Like gender reassignment and cosmetic surgery, BIID concerns the issue of what the medical community considers body autonomy—that is honoring a patient’s wishes when it comes to judging procedures, treatments, and therapies concerning the patient’s body in terms of doctors’ Hippocratic oath to first do no harm. Because people with BIID have healthy limbs, medical experts are inclined to find treatment options less invasive and permanent than surgery, such as medication or targeted psychotherapy; however, as so much remains unknown about the cause of the complicated disorder, a reliable form of therapy has not yet been discovered.
As the medical and psychiatric communities have begun to consider the implications of people who want to live as fully functioning disabled individuals, advocates for disabled rights and those who are actually living with disabilities denounce amputation as treatment, suggesting that such a voluntary decision would contradict the hardships associated with adjustment and possibly minimize crusades for accommodations in public facilities and equal opportunity in the job market for the disabled.
Without APA recognition of BIID as an official mental disorder, substantial funding for further research into the condition has been difficult to secure; thus, most of the information available is anecdotal and limited. There is no reliable data on how widespread the problem might be as those afflicted with BIID often prefer not to seek any help. In addition, without research data, the opportunities to develop treatment protocols are limited. Support groups sponsor websites that encourage sharing experiences, but for the most part, tested treatments for the disorder are restricted.
Bibliography
Barnes, Elizabeth. The Minority Body: A Theory of Disability. New York: Oxford UP, 2016. Print.

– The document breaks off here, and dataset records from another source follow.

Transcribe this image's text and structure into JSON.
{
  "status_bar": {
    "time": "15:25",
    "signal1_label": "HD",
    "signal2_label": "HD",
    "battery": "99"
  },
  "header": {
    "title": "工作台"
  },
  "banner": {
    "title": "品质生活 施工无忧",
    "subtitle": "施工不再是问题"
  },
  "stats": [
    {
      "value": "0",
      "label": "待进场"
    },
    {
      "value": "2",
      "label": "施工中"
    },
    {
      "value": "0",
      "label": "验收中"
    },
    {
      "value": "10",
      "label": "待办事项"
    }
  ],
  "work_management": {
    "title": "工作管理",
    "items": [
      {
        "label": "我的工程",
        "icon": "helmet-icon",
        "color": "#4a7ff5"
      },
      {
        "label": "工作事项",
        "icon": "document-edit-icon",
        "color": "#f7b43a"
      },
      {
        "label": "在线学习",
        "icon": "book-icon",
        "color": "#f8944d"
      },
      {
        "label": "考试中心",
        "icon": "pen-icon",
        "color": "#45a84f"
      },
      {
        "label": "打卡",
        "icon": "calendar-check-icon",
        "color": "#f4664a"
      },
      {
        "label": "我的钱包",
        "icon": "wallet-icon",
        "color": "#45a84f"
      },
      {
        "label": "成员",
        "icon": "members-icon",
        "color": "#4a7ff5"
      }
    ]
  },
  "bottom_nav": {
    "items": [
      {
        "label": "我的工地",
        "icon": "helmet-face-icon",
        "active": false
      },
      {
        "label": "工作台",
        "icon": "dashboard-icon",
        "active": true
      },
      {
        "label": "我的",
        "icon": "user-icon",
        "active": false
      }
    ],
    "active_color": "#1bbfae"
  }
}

Bayne, Tim, and Neil Levy. "Amputees by Choice: Body Integrity Identity Disorder and the Ethics of Amputation." Journal of Applied Philosophy 22.1 (2005): 75–86. Print.

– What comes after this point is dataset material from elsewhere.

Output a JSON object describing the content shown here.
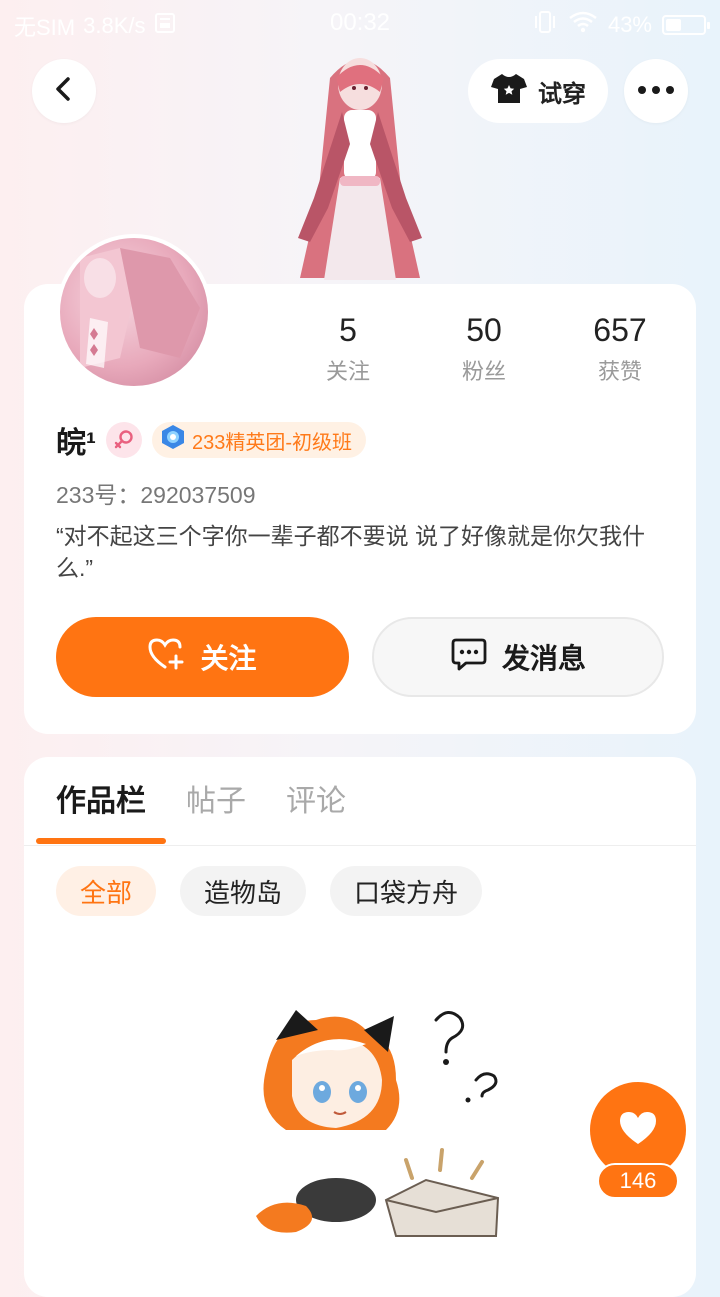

Elliott, Carl. "A New Way to Be Mad." Atlantic. Atlantic Monthly Group, Dec. 2000. Web. 4 Aug. 2016.
Henig, Robin Marantz. "At War with Their Bodies, They Seek to Sever Limbs." New York Times. New York Times, 22 Mar. 2005. Web. 4 Aug. 2016.

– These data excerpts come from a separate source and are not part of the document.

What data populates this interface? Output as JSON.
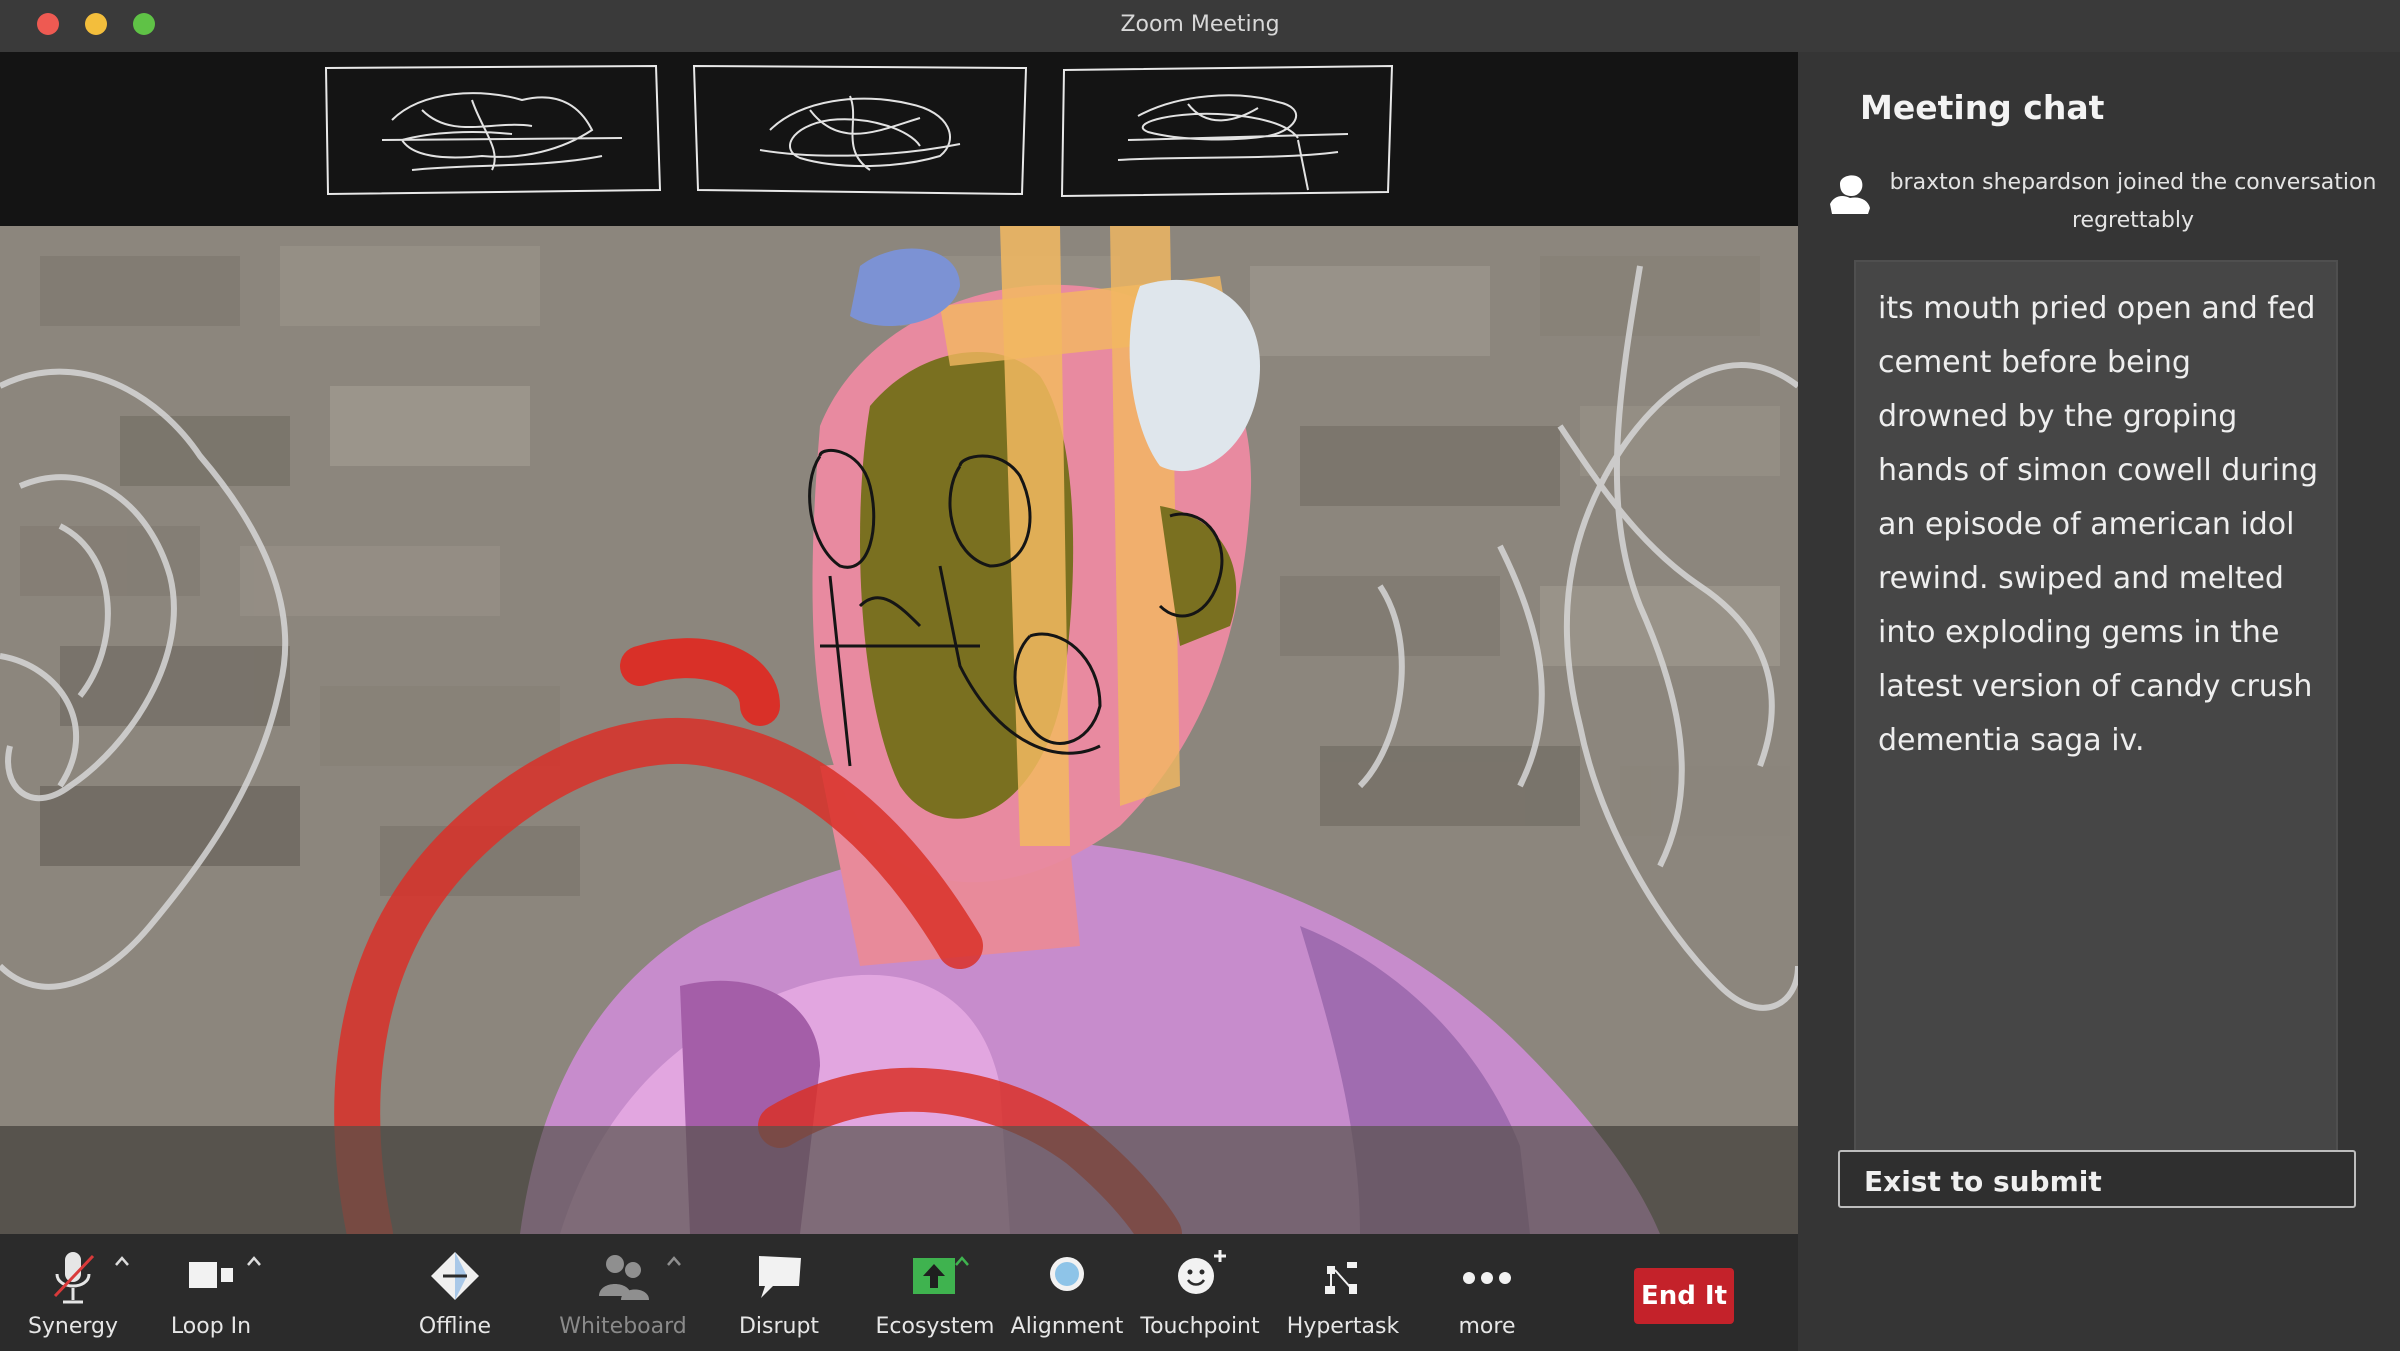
{
  "window": {
    "title": "Zoom Meeting"
  },
  "chat": {
    "title": "Meeting chat",
    "join_line1": "braxton shepardson  joined the conversation",
    "join_line2": "regrettably",
    "message": "its mouth pried open and fed cement before being drowned by the groping hands of simon cowell during an episode of american idol rewind. swiped and melted into exploding gems in the latest version of candy crush dementia saga iv.",
    "input_placeholder": "Exist to submit"
  },
  "toolbar": {
    "synergy": "Synergy",
    "loop_in": "Loop In",
    "offline": "Offline",
    "whiteboard": "Whiteboard",
    "disrupt": "Disrupt",
    "ecosystem": "Ecosystem",
    "alignment": "Alignment",
    "touchpoint": "Touchpoint",
    "hypertask": "Hypertask",
    "more": "more",
    "end": "End It"
  },
  "colors": {
    "end_button": "#c4222a",
    "ecosystem_icon": "#3fb34f",
    "mic_muted_slash": "#d93a3a"
  },
  "icons": {
    "synergy": "muted-microphone-icon",
    "loop_in": "video-camera-icon",
    "offline": "share-diamond-icon",
    "whiteboard": "participants-icon",
    "disrupt": "speech-bubble-icon",
    "ecosystem": "upload-arrow-icon",
    "alignment": "circle-icon",
    "touchpoint": "smiley-plus-icon",
    "hypertask": "apps-icon",
    "more": "ellipsis-icon"
  }
}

Hilti, Leonie Maria, et al. "The Desire for Healthy Limb Amputation: Structural Brain Correlates and Clinical Features of Xenomelia." Brain: A Journal of Neurology Jan. 2013: 318–29. Print.
Müller, Sabine. "Body Integrity Identity Disorder (BIID): Is the Amputation of Healthy Limbs Ethically Justified?" American Journal of Bioethics: Neuroscience 9.1 (2009): 36–43. Print.
Smith, Robert C. "Amputee Identity Disorder and Related Paraphilias." Psychiatry 3.8 (2004): 27–30. Print.
White, Amy. "Body Integrity Identity Disorder beyond Amputation: Consent and Liberty." HealthCare Ethics Committee Forum: An Interprofessional Journal on Healthcare Institutions’ Ethical and Legal Issues 26.3 (2014): 225–36. Print.